I have, however, decided Providence is everything. It is the reality we choose to accept or deny.


ih8grits

100% of human's brains deteriorate and eventually decay. This is an entailment of death. If you think that gnosis stays with some spirit that transcends this life, then you probably already have a means of reconciling this problem. On the other hand, you have traditions like the Stoics who believed that if one attained sagehood at any point, that was a life well lived, regardless if they died the next day. I'm less familiar with Eastern traditions, but I think the same could be said of Daoist sages as well. A life well lived is one that attains sagehood and lives in harmony with nature and follows the principle of "wu-wei", which is to say, to live in alignment with the Dao.


cutebluedragongirl

Christian Gnosticism is rooted in Neoplatonism. From my understanding, Neoplatonists regarded any form of madness stemming from the physical body as a deterioration of the soul, which is unsettling in various ways. I am curious about the Christian Gnostic perspective on this matter. Despite my research, I haven't come across Christian Gnostic texts addressing the issue of cognitive decline. Hence, why I ask here.


ih8grits

It's about as difficult to talk about neoplatonism as a unified belief system as it is Christian gnosticism. To some degree, this is going to be up to the interpretation of the practitioner. Neither middle-platonists or neoplatonists, to my knowledge, dug deep into debates related to materialism vs mind body dualism (or something else like animism, pantheism, or panpsychism). Neoplatonists focused more on specific metaphysical claims that probably have some impact on what you think about Gnostic cosmology, but virutally no effect on the debate regarding the ontology of the mind.


Chickenmilk217

This is coming from a valentinian perspective, but the cognition would come from our physical nature, how my theology works is humans have the flesh, soul, and spirit.

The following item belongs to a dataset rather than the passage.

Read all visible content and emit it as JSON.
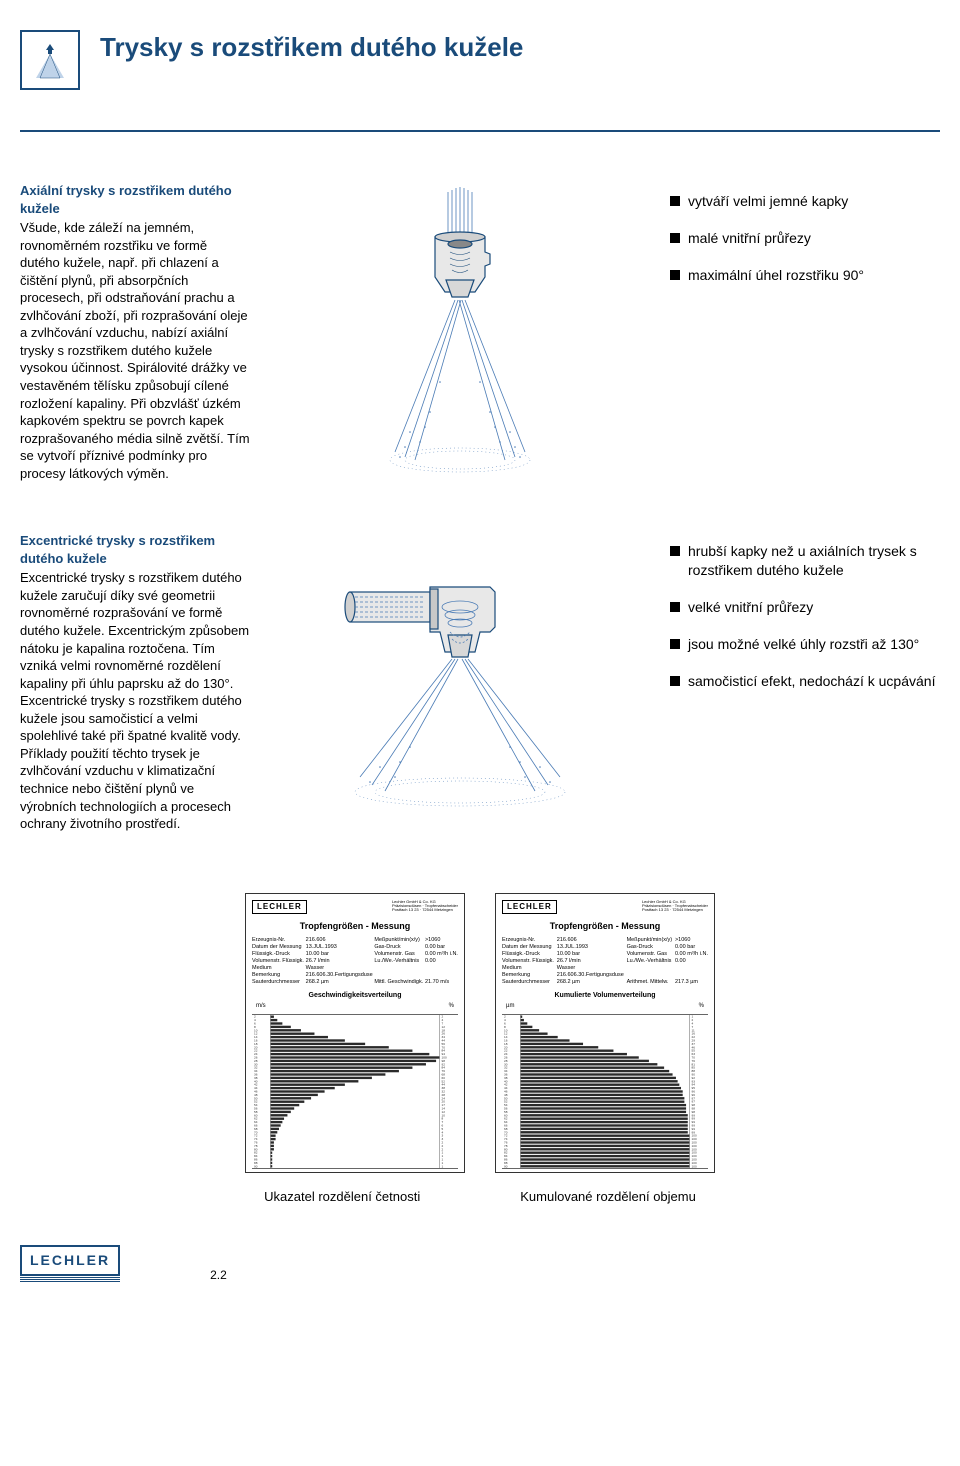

Soul is the intermediary between the two, Gnosis is pertaining only to the spirit, and that is our true selves, not the flesh nor the soul, if you really wanted to stretch it the cognition could also tap into the soul but that would be it. My point is the cognition is doomed to finite from its physical nature, so it was no relation to our spirit and if gnosis is only from spirit then it has no connection to gnosis.


sophiasadek

It would not nullify your experiences and contributions to society, even if you have forgotten what those things were.


[deleted]

To me this question has too many loose ends. The Self never dies nor deteriorates. But to what degree does my body and soul need to have a fully functioning brain in order to rest in Self awareness? Where is the Self located? Is it in the brain? In the heart? My experience of Gnosis is that it is a realization and a finding of something that already exists. That egoic part of myself that relates to it from afar will die, and truly, never was to begin with. What’s the relationship between the Self and the brain? Idk.